I have a metrics-server
deployment (v0.7.1
) running in EKS on Fargate runtime.
I noticed something rather strange: the metrics server fails to scrape kubelet (node) metrics on the fargate node it gets scheduled on.
The logs keep spitting these errors (IP addresses anonymised)_:
E0515 09:34:47.960043 1 scraper.go:149] "Failed to scrape node" err="Get "https://10.1.2.3:10250/metrics/resource": dial tcp 10.1.2.3:10250: connect: connection refused" node="fargate-ip-10-1-2-3.ec2.internal"

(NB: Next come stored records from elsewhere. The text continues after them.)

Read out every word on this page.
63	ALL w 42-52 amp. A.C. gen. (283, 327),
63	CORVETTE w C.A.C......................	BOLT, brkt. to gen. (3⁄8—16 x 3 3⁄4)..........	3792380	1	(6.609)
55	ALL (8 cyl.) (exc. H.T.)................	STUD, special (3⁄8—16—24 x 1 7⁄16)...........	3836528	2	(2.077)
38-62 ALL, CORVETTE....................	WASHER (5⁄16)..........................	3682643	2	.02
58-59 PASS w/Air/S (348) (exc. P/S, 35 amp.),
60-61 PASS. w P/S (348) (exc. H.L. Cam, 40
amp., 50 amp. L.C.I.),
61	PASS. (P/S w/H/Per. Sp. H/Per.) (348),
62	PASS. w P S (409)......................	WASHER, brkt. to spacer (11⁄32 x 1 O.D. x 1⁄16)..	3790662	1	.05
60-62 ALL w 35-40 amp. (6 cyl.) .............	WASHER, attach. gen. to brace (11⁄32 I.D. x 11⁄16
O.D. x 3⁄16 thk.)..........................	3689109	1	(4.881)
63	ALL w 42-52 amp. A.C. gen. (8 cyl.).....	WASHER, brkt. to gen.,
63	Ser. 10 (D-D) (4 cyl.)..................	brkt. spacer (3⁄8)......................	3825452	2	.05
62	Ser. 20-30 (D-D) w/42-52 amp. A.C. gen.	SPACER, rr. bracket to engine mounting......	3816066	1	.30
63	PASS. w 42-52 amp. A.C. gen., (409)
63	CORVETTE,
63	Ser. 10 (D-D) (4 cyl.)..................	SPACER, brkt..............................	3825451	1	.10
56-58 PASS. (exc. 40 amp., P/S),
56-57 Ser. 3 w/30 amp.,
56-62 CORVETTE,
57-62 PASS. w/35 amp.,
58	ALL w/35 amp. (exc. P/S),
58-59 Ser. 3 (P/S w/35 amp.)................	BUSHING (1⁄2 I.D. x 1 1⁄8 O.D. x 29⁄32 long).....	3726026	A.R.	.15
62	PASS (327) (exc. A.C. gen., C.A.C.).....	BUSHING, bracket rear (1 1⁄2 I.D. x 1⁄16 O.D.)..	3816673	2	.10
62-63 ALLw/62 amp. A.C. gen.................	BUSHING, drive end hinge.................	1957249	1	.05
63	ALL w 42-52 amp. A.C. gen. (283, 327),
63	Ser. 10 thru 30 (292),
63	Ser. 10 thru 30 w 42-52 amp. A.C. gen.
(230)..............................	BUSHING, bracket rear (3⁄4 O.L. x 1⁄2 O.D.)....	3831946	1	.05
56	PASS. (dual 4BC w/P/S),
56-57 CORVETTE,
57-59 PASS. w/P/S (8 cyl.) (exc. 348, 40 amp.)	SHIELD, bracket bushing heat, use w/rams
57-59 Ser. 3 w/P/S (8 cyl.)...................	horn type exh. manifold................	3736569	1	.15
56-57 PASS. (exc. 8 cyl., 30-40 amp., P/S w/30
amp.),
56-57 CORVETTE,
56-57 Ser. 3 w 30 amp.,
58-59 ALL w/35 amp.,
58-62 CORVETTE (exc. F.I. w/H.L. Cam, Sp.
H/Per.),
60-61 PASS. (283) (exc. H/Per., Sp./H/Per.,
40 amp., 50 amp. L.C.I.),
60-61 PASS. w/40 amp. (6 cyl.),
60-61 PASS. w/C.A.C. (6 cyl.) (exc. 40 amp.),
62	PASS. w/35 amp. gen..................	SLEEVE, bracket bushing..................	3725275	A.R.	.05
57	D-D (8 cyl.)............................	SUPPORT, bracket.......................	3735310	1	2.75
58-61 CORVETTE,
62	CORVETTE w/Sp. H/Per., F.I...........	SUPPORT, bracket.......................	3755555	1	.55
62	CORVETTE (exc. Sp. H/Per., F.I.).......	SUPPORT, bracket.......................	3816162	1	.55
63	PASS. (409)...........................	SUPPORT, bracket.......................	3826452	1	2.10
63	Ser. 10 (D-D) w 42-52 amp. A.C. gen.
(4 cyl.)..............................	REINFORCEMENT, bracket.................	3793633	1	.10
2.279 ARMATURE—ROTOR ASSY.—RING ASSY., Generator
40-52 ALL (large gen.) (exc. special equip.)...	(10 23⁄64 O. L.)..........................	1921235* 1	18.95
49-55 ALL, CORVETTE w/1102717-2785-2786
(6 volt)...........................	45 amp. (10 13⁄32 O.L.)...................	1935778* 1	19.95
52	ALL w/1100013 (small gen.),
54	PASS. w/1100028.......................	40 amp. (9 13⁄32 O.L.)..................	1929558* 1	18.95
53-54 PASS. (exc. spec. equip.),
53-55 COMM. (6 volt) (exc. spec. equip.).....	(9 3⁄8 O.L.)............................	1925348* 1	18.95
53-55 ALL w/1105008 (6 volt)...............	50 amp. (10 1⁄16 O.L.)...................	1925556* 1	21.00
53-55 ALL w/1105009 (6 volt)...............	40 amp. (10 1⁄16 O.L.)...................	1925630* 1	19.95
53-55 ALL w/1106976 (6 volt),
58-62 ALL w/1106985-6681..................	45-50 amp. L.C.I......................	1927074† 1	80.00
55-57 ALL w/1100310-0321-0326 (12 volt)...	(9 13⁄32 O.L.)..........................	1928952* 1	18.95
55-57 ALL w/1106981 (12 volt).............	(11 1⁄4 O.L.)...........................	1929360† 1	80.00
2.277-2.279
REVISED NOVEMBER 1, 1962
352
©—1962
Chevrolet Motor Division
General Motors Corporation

The node indeed does exist and that’s the right IP to scrape:
fargate-ip-10-1-2-3.ec2.internal Ready <none> 24m v1.29.0-eks-680e576 10.1.2.3 <none> Amazon Linux 2 5.10.215-203.850.amzn2.x86_64 containerd://1.6.6
When I check the fargate node itself it does seem to indicate the port is exposed:
"addresses": [
{
"type": "InternalIP",
"address": "10.1.2.3"
},
{
"type": "InternalDNS",
"address": "ip-10-1-2-3.ec2.internal"
}
],
"daemonEndpoints": {
"kubeletEndpoint": {
"Port": 10250
}
},
When I delete the metrics-server
pod and it gets rescheduled on some other node in EKS the same thing happens: the node on which it gets scheduled it fails to be scraped.
Does anyone have any ideas what’s going on?